OpenXLA: Compiling Machine Learning for Peak Performance

This week, our MLSys seminar is pleased to present a talk by Dr. Jinliang Wei scheduled on Thursday (5/9) 5 - 6.30 pm. We welcome all interested students and faculty to attend the talk on Zoom: https://ucsd.zoom.us/j/8430869005.

Talk title: OpenXLA: Compiling Machine Learning for Peak Performance

Talk Abstract: Many domain-specific accelerators were developed in the past a couple of years to meet ML's fast increasing computational demands. A good compiler is essential to the success of DSAs. XLA is a compiler developed at Google and is open-sourced at OpenXLA. XLA has been widely used in Google and significantly boosts the performance of many ML applications running on TPUs. XLA supports various ML frameworks, such as TensorFlow, JAX, and PyTorch, as well as many hardware backends besides TPUs, such as GPUs and CPUs. OpenXLA is developed collaboratively by Google and many other leading ML hardware and software organizations and welcomes external collaboration and contributions.
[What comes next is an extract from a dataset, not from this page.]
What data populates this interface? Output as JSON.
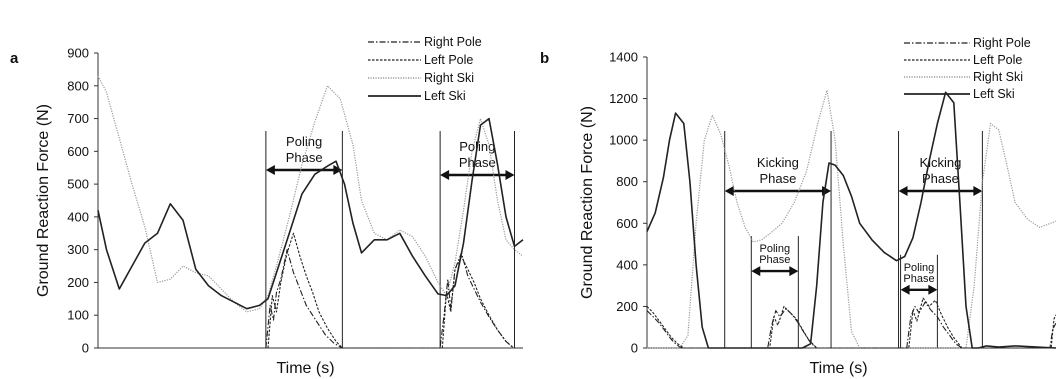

This talk provides a gentle instruction to XLA. We will discuss some of XLA's key optimizations, such as fusion and layout assignment, and techniques to support distributed training and serving, such as SPMD and collective-matmul.

Bio: Jinliang is a software engineer at Google, working on ML performance with a special focus on TPUs and scalability. Prior to Google, Jinliang received his Ph.D. from CMU, and his thesis was on scalable ML systems.